Certes il est vraisemblable que les actions commenceront à relever la tête en 2023, mais ce retournement risque d'être laborieux. Une analyse historique de tous les marchés baissiers enregistrés depuis 1960 montre, en effet, que les actions pourraient mettre plus de deux ans pour renouer avec leur précédent sommet, et ce a fortiori si une récession vient assombrir les perspectives à court terme. Depuis 1960, on recense 11 marchés baissiers (ayant enregistré une contraction de plus de 19%) à la suite desquels il a fallu, en moyenne, 1,9 an aux actions pour retrouver leur plus haut précédent. Le marché baissier de 1973-74 est celui qui aura valu aux investisseurs d’attendre le plus longtemps (7,5 ans) pour effacer les pertes subies. À contrario, lors de la crise de 2020, le marché a retrouvé toutes ses couleurs après 181 jours. Si on se limite aux seuls marchés baissiers ayant été confrontés à une récession économique, on constate qu’il a fallu 2,6 ans aux bourses pour retrouver leur sommet d’avant correction, contre seulement 1,2 an pour les trois marchés baissiers ayant échappé à la récession (1966, 1987 et 2018).

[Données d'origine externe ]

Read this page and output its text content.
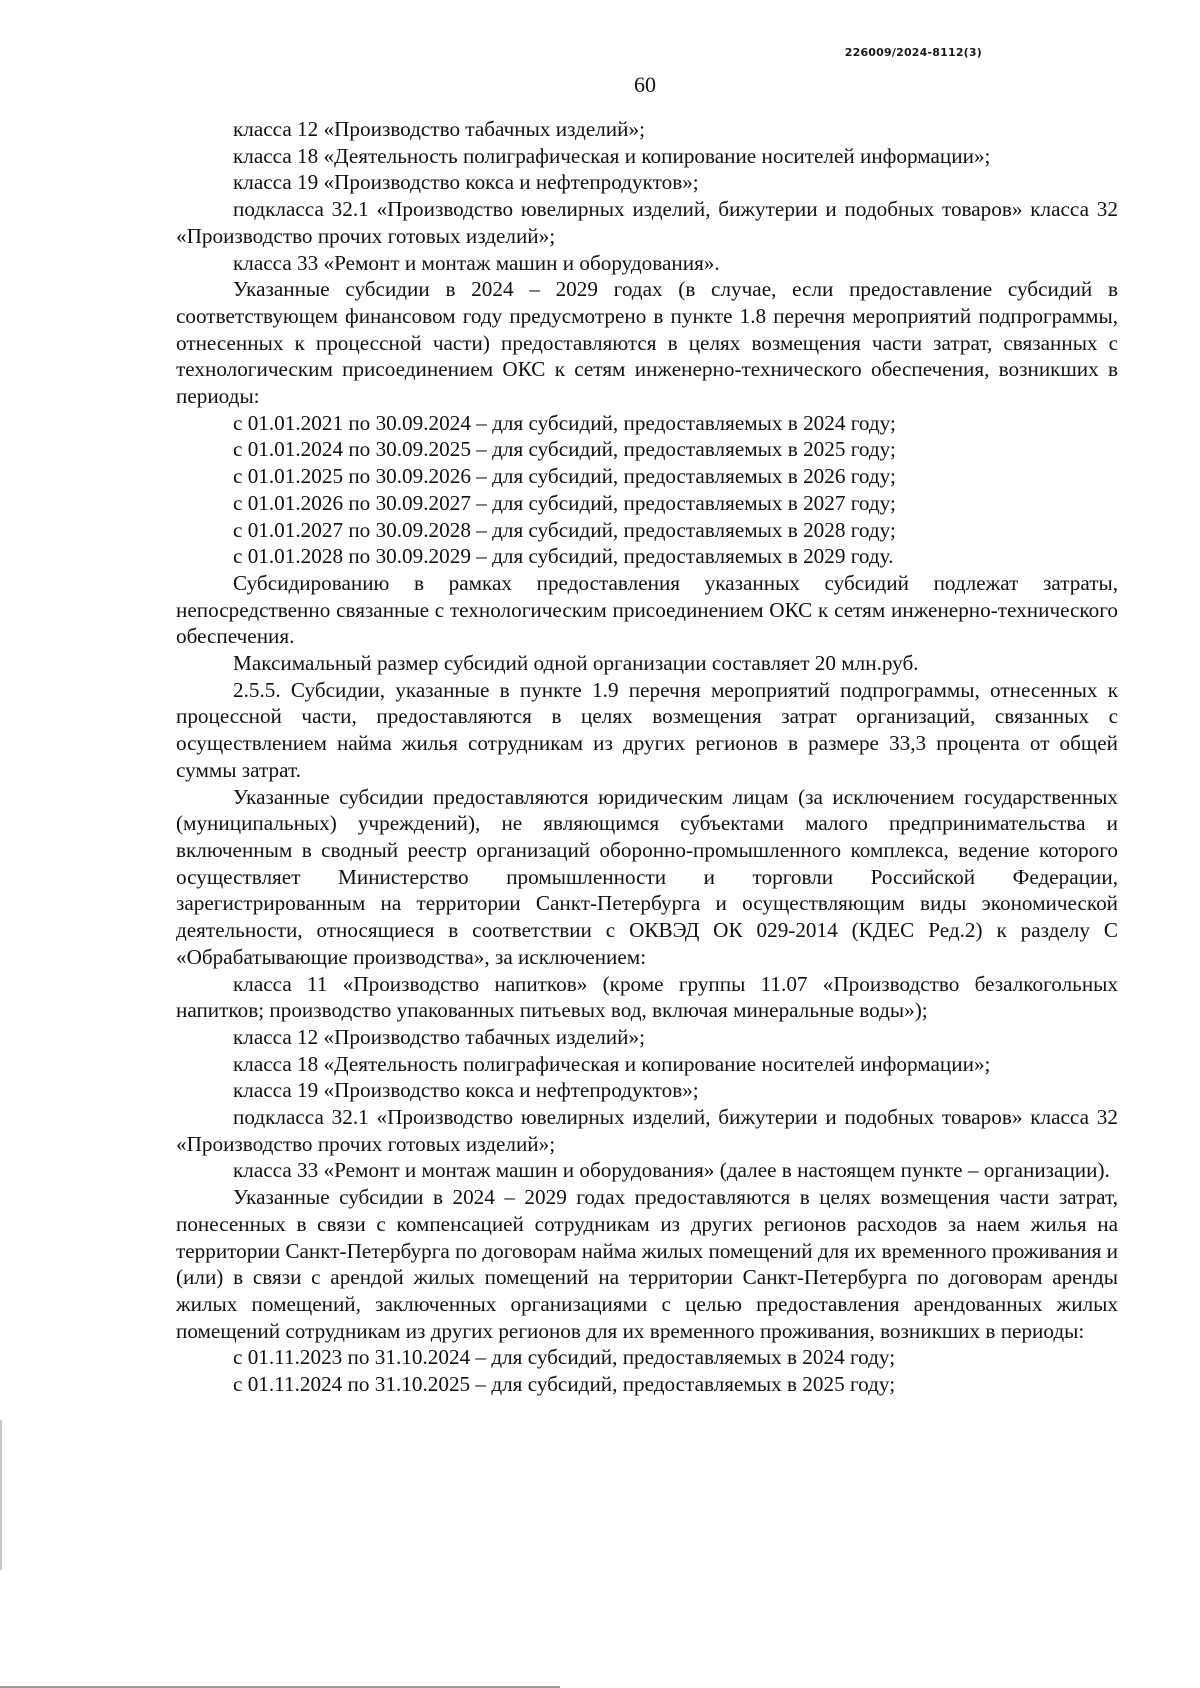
226009/2024-8112(3)
60

класса 12 «Производство табачных изделий»;

класса 18 «Деятельность полиграфическая и копирование носителей информации»;

класса 19 «Производство кокса и нефтепродуктов»;

подкласса 32.1 «Производство ювелирных изделий, бижутерии и подобных товаров» класса 32 «Производство прочих готовых изделий»;

класса 33 «Ремонт и монтаж машин и оборудования».

Указанные субсидии в 2024 – 2029 годах (в случае, если предоставление субсидий в соответствующем финансовом году предусмотрено в пункте 1.8 перечня мероприятий подпрограммы, отнесенных к процессной части) предоставляются в целях возмещения части затрат, связанных с технологическим присоединением ОКС к сетям инженерно-технического обеспечения, возникших в периоды:

с 01.01.2021 по 30.09.2024 – для субсидий, предоставляемых в 2024 году;

с 01.01.2024 по 30.09.2025 – для субсидий, предоставляемых в 2025 году;

с 01.01.2025 по 30.09.2026 – для субсидий, предоставляемых в 2026 году;

с 01.01.2026 по 30.09.2027 – для субсидий, предоставляемых в 2027 году;

с 01.01.2027 по 30.09.2028 – для субсидий, предоставляемых в 2028 году;

с 01.01.2028 по 30.09.2029 – для субсидий, предоставляемых в 2029 году.

Субсидированию в рамках предоставления указанных субсидий подлежат затраты, непосредственно связанные с технологическим присоединением ОКС к сетям инженерно-технического обеспечения.

Максимальный размер субсидий одной организации составляет 20 млн.руб.

2.5.5. Субсидии, указанные в пункте 1.9 перечня мероприятий подпрограммы, отнесенных к процессной части, предоставляются в целях возмещения затрат организаций, связанных с осуществлением найма жилья сотрудникам из других регионов в размере 33,3 процента от общей суммы затрат.

Указанные субсидии предоставляются юридическим лицам (за исключением государственных (муниципальных) учреждений), не являющимся субъектами малого предпринимательства и включенным в сводный реестр организаций оборонно-промышленного комплекса, ведение которого осуществляет Министерство промышленности и торговли Российской Федерации, зарегистрированным на территории Санкт-Петербурга и осуществляющим виды экономической деятельности, относящиеся в соответствии с ОКВЭД ОК 029-2014 (КДЕС Ред.2) к разделу С «Обрабатывающие производства», за исключением:

класса 11 «Производство напитков» (кроме группы 11.07 «Производство безалкогольных напитков; производство упакованных питьевых вод, включая минеральные воды»);

класса 12 «Производство табачных изделий»;

класса 18 «Деятельность полиграфическая и копирование носителей информации»;

класса 19 «Производство кокса и нефтепродуктов»;

подкласса 32.1 «Производство ювелирных изделий, бижутерии и подобных товаров» класса 32 «Производство прочих готовых изделий»;

класса 33 «Ремонт и монтаж машин и оборудования» (далее в настоящем пункте – организации).

Указанные субсидии в 2024 – 2029 годах предоставляются в целях возмещения части затрат, понесенных в связи с компенсацией сотрудникам из других регионов расходов за наем жилья на территории Санкт-Петербурга по договорам найма жилых помещений для их временного проживания и (или) в связи с арендой жилых помещений на территории Санкт-Петербурга по договорам аренды жилых помещений, заключенных организациями с целью предоставления арендованных жилых помещений сотрудникам из других регионов для их временного проживания, возникших в периоды:

с 01.11.2023 по 31.10.2024 – для субсидий, предоставляемых в 2024 году;

с 01.11.2024 по 31.10.2025 – для субсидий, предоставляемых в 2025 году;
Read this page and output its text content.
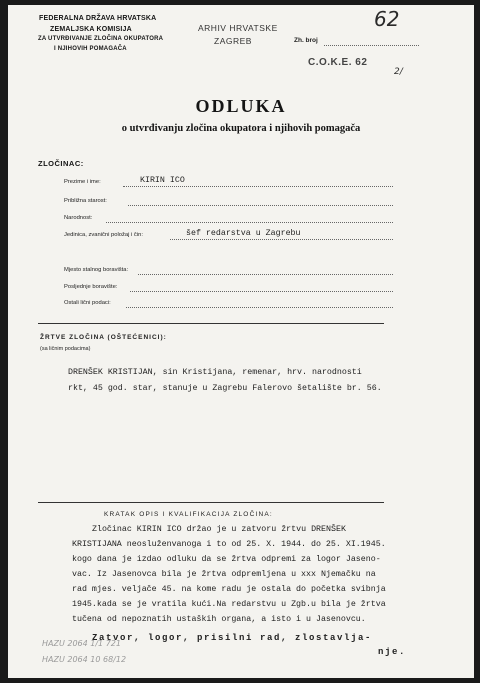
FEDERALNA DRŽAVA HRVATSKA
ZEMALJSKA KOMISIJA
ZA UTVRĐIVANJE ZLOČINA OKUPATORA
I NJIHOVIH POMAGAČA
ARHIV HRVATSKE
ZAGREB
62
Zh. broj
C.O.K.E. 62
2/
ODLUKA
o utvrđivanju zločina okupatora i njihovih pomagača
ZLOČINAC:
Prezime i ime:	KIRIN ICO
Približna starost:
Narodnost:
Jedinica, zvanični položaj i čin:	šef redarstva u Zagrebu
Mjesto stalnog boravišta:
Posljednje boravište:
Ostali lični podaci:
ŽRTVE ZLOČINA (OŠTEĆENICI):
(sa ličnim podacima)
DRENŠEK KRISTIJAN, sin Kristijana, remenar, hrv. narodnosti
rkt, 45 god. star, stanuje u Zagrebu Falerovo šetalište br. 56.
KRATAK OPIS I KVALIFIKACIJA ZLOČINA:
Zločinac KIRIN ICO držao je u zatvoru žrtvu DRENŠEK
KRISTIJANA neosluženvanoga i to od 25. X. 1944. do 25. XI.1945.
kogo dana je izdao odluku da se žrtva odpremi za logor Jaseno-
vac. Iz Jasenovca bila je žrtva odpremljena u xxx Njemačku na
rad mjes. veljače 45. na kome radu je ostala do početka svibnja
1945.kada se je vratila kući.Na redarstvu u Zgb.u bila je žrtva
tučena od nepoznatih ustaških organa, a isto i u Jasenovcu.
Zatvor, logor, prisilni rad, zlostavlja-
nje.
HAZU 2064 1/1 721
HAZU 2064 10 68/12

Le récent rebond des valeurs cycliques semble prématuré au vu du ralentissement économique en cours et difficilement justifié par des valorisations qui n’intègrent probablement pas encore tous les effets de la politique monétaire. Même si ces valorisations se sont nettement dégonflées, elles ne sont pas pour autant synonymes de bonnes affaires en bourse, à fortiori si les attentes bénéficiaires pour 2023 continuent de se tasser. En octobre dernier, au plus bas du marché, le S&P 500 se traitait à 17,3 fois ses bénéfices. Il s’agit du multiple le plus élevé de tous les ratios cours/bénéfices observés, depuis le début des années 50, lors des onze 11 creux de marché baissier ! Après avoir rebondi d'environ 14 % depuis la mi-octobre, ledit ratio pointe désormais à 19. Le multiple doit encore intégrer le possible recul des bénéfices cette année. Souvenons-nous que lorsque la Fed a, lors de ses précédents cycles de resserrements monétaires, augmenté ses taux à 5% ou plus, le ratio cours/bénéfices médian du S&P 500 a connu un point bas à 15,3 (voir le graphique) ! Un tel ratio impliquerait une chute du S&P 500 de 25 %.



Il est probable que les marchés commenceront à anticiper le prochain cycle bien avant que les données économiques ne s'améliorent. On sait que, depuis 1960, le S&P 500 est tombé à son plus bas en moyenne 6 mois avant que le taux de chômage n’atteigne son pic. En outre, le récent essoufflement de l'inflation offre une raison de se montrer plus optimiste. Depuis 1950, le S&P 500 a affiché un rendement total de 13 % en moyenne sur les 12 mois qui ont suivi les 13 principaux pics d'inflation. Il y a donc une lumière au bout du tunnel, mais il est encore difficile de savoir quelle sera la longueur de celui-ci. En attendant d’y voir plus clair, nous préférons conserver un biais défensif en surpondérant les actions défensives, en particulier celles qui présentent une faible volatilité et un rendement des dividendes élevé (comme dans le secteur des soins de santé) et les actions « value » (comme les valeurs financières, qui profitent de la hausse des taux d’intérêt).

Les obligations de qualité devraient pouvoir constituer une source fiable de diversification par rapport aux actions, a fortiori si une récession se matérialise (plus de détails dans la partie sur les obligations). Elles offrent désormais un rendement moyen proche de 3,5 %, qui, fin 2021, n’était l’apanage que des obligations à haut rendement.

Étant donné que la contraction de l’activité et de la demande dans plusieurs régions grandes consommatrices d’énergie risque de continuer, à court terme, de peser sur le marché des ressources naturelles, nous avons décidé de réduire notre exposition aux matières premières (de surpondérer à neutre), en prenant une partie de nos profits sur l’énergie et sur le secteur pétrolier et gazier.  Après une surperformance exceptionnelle l'année dernière, les valeurs énergétiques auront du mal à rééditer le même exploit en 2023, étant donné la baisse des prix pétroliers et le risque croissance d’une récession globale.